A shake up at the top
21 June 2021 at 5:23 pm
Australia and New Zealand remain the only Western countries in the top 10 most generous countries in the world
Against 2020’s backdrop of lockdowns and restrictions, the top 10 most generous countries changed substantially last year, with the majority of Western countries falling down the rankings.
The Charities Aid Foundation (CAF), which has been producing its World Giving Index (WGI) for over a decade, has published its first report in the wake of the global health crisis.
Referred to as a “pandemic special” this year’s report is the 10th edition of the WGI and encompasses 10 years of interviewing – amounting to around 1.3 million global interviews. The result being one of the biggest surveys into giving ever produced.
Three questions lie at the heart of the report:
- Have you helped a stranger or someone you didn’t know who needed help?

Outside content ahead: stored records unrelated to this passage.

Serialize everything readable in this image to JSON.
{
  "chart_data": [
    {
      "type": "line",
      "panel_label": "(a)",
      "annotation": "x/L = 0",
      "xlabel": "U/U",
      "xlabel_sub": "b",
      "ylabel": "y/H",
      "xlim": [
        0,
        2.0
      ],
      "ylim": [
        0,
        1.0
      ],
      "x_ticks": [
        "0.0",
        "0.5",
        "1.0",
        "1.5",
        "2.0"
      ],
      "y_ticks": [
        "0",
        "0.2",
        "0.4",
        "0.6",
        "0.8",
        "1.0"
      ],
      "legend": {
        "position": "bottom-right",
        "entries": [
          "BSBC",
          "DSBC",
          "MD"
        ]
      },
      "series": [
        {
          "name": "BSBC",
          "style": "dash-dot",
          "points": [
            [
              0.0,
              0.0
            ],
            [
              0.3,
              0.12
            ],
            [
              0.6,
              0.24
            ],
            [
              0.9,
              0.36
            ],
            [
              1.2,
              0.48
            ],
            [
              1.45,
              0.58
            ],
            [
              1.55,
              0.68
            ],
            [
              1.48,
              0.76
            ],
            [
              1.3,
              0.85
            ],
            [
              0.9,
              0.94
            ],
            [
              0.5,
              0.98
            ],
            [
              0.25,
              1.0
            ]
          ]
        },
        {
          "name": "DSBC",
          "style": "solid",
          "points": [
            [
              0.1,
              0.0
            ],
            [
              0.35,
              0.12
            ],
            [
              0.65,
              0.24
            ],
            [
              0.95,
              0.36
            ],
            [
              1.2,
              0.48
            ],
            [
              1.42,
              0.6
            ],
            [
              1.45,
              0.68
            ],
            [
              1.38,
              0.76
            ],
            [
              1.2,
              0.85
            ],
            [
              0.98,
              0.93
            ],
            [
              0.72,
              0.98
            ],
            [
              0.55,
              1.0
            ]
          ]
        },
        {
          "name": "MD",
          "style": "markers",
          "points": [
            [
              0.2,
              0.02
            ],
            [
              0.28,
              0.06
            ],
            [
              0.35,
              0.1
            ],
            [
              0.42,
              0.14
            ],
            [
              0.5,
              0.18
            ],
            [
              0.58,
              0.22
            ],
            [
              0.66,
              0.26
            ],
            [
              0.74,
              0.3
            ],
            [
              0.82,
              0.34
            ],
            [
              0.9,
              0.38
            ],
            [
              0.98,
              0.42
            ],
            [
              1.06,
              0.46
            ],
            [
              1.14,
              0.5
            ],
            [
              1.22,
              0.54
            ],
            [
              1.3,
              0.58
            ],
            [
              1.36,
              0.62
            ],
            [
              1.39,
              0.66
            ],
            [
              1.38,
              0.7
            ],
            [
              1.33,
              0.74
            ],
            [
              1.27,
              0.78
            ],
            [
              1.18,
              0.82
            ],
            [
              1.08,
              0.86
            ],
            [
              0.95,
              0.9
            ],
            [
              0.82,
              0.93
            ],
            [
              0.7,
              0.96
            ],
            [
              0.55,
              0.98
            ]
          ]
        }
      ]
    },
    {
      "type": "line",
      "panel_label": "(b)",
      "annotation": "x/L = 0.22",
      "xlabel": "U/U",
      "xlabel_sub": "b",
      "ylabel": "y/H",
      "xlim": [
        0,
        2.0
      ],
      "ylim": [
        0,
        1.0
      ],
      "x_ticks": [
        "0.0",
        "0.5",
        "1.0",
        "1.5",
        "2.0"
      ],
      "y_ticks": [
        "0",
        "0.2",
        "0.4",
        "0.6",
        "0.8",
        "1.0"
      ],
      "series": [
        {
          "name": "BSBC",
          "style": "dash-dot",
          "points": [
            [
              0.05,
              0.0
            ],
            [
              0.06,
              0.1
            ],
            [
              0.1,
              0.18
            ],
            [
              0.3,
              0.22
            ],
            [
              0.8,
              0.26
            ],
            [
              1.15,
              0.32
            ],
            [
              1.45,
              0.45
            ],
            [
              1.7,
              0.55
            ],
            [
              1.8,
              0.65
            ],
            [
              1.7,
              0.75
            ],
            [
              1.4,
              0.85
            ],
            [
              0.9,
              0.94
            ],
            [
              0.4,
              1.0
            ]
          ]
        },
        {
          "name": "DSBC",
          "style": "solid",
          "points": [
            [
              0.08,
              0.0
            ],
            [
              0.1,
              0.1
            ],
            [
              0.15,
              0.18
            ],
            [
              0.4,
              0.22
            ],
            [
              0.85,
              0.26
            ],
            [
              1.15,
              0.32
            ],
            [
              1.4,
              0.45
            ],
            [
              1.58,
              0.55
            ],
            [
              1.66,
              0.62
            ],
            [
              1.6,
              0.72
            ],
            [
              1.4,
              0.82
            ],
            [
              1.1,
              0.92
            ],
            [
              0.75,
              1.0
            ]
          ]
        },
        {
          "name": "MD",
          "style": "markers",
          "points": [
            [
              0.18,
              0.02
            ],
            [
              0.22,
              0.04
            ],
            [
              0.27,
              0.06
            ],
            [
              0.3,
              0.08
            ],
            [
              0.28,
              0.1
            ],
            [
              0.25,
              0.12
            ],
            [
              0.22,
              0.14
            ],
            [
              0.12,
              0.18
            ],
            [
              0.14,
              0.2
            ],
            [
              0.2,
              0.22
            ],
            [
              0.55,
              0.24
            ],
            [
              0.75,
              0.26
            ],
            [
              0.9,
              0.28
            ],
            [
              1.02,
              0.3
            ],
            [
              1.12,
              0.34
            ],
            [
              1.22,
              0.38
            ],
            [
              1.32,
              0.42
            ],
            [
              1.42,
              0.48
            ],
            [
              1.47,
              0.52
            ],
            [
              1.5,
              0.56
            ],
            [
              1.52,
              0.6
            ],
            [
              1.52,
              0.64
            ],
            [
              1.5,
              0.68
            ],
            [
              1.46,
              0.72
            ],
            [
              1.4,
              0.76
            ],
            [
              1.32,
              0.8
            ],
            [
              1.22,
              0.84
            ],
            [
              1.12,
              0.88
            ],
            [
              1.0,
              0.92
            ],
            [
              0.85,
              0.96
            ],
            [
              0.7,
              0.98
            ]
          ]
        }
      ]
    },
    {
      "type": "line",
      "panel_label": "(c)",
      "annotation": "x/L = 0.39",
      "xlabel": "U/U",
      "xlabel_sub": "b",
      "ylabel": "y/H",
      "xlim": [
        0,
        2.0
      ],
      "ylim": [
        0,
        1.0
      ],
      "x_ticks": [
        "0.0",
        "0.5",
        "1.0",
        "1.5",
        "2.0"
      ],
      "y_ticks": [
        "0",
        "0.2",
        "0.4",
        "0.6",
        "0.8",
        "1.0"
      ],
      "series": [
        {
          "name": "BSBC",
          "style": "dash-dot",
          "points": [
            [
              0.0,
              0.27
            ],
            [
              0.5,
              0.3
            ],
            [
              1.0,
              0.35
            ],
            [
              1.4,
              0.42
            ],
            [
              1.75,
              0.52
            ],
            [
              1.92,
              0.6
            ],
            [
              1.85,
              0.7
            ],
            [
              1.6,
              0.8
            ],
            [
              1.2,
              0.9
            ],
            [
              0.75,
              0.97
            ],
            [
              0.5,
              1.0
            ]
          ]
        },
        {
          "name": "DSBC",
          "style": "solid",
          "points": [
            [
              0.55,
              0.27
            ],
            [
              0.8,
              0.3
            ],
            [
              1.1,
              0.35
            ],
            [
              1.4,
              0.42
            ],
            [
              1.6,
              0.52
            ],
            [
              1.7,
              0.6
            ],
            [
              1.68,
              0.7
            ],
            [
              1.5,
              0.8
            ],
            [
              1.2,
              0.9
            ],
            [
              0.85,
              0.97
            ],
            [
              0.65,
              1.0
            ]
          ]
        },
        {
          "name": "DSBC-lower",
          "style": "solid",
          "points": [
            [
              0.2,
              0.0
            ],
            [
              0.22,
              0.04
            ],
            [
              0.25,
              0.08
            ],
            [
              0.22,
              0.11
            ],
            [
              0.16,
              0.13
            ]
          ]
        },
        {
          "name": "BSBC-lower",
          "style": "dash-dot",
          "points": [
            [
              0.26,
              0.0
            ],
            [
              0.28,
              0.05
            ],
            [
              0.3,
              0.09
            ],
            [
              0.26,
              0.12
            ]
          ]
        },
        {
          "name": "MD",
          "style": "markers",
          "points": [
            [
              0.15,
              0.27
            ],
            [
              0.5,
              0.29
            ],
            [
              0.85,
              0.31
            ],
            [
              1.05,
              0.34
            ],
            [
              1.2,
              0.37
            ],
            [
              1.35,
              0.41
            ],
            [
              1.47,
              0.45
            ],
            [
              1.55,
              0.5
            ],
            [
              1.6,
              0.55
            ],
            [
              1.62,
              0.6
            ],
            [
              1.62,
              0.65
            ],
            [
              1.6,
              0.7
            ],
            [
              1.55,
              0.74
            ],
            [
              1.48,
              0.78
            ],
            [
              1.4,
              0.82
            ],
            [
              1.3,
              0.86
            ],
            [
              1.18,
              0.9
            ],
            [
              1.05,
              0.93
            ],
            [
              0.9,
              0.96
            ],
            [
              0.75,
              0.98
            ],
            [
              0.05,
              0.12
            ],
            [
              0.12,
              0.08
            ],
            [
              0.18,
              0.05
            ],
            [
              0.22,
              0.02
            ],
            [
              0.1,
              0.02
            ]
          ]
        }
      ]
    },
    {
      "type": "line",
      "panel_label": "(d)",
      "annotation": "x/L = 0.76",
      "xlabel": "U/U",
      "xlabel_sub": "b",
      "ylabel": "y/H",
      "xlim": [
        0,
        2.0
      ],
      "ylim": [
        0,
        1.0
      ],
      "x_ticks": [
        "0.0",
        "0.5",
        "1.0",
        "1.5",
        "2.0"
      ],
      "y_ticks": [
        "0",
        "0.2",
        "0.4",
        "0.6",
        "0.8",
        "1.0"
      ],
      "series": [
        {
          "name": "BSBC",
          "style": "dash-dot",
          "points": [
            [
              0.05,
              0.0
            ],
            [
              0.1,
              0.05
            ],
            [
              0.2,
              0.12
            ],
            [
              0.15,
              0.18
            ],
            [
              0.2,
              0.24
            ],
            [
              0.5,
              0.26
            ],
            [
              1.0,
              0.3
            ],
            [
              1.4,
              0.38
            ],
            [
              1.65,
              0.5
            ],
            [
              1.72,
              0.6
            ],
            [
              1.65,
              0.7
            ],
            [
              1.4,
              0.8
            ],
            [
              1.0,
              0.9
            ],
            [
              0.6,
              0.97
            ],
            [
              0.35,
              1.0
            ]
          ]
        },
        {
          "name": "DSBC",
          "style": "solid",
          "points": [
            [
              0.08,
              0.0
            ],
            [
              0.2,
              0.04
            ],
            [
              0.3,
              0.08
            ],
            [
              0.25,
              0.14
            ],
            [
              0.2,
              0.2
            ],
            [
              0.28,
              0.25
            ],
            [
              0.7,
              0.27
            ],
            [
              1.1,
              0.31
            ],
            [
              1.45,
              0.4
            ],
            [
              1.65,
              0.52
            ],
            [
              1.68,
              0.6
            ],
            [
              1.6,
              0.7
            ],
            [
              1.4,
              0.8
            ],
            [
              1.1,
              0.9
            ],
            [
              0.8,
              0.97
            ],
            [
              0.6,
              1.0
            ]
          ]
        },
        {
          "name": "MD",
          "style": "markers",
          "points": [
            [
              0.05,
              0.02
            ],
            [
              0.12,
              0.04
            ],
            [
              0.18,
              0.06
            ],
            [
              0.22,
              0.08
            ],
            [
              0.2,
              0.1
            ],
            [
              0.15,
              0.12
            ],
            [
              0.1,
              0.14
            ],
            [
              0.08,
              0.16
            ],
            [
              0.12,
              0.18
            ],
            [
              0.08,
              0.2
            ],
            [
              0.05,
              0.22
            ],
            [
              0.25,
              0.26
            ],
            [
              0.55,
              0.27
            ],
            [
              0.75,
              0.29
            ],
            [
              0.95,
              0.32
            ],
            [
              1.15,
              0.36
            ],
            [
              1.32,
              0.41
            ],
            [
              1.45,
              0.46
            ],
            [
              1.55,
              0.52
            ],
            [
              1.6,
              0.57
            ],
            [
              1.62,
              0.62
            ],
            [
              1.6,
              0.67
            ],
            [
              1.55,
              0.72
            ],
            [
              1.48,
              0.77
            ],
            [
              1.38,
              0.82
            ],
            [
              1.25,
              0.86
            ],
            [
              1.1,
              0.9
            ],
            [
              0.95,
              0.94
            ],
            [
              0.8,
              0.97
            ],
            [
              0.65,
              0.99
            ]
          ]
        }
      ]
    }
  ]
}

- Have you donated money to a charity?
- Have you volunteered your time to an organisation?
The WGI then averages out the responses giving each country a percentage score.
Australia and New Zealand remain in the top 10
Indonesia ranked as the most generous country in the world with an overall giving score of 69 per cent, up from 59 per cent in 2018, which was the last year the WGI was produced.
Many of the countries consistently featured in the top 10 have fallen down the rankings. America (which dropped from the top five to 19th place), the UK, Canada, Ireland and the Netherlands have all seen a significant decrease in their index scores. In their place are several countries new to the top 10 — Nigeria, Ghana, Uganda and Kosovo.
Like most of the Western world, Australia and New Zealand both saw a decline in their scores and their place in the index. However, both remain in this year’s top 10 — Australia fifth and New Zealand seventh.
They are the only high-income countries to remain in the top 10.
Japan scored the lowest of all the countries with an index of 12.
“Japan has historically had an unusually limited civil society for an advanced industrialised nation — the rules around charitable giving are complex, expectations of state provisions are high and organised nonprofits are a relatively new phenomenon,” the report said.
As with the top 10 most generous countries, the bottom 10 appear on the surface to have little in common. Some are struggling with poverty and unrest (Lebanon) whereas others are more likely to be low down on the list for cultural reasons (France, Italy and Portugal)
The pandemic and future reports
The report states that the resilience of giving in both Australia and New Zealand likely represents the timing of the survey, which was undertaken in the weeks before the peak of the first wave of the pandemic.
Additionally, there was a widespread and generous response to the Australian bushfires in early 2020.
The report is quick to point out that surveys in some countries took place between February and May 2020, just as lockdowns and the pandemic unfolded, which may have had an impact on the results.
“In future reports, we will watch to see whether there will be a return to a more traditional top 10 — the pandemic may provide the world’s wealthier nations with an impetus to reverse past trends that showed a decline in giving,” the report said.
Giving to strangers and the philosophy of ubuntu
The report also found that, globally, nearly a fifth of all adults volunteer, more than three in 10 adults around the world donated money to charity in 2020 and more people reported that they helped a stranger in 2020 than ever before.
In his foreword to the report, Neil Heslop, chief executive of CAF, said that this number was unprecedented.
“The number of people who reported helping a stranger stands at a staggering 55 per cent, the highest figure we have recorded in our annual survey and one that speaks to the wave of genuine concern for our neighbours that so many of us witnessed in our day to day lives,” he said.
Six of the 10 countries where people are most likely to help a stranger are located in Africa, which the report said was likely a result of “ubuntu”, which exists across almost all of Africa.
“Ubuntu can be described as the capacity in an African culture to express compassion, reciprocity, dignity, humanity and mutuality in the interests of building and maintaining communities with justice and mutual caring,” the report said.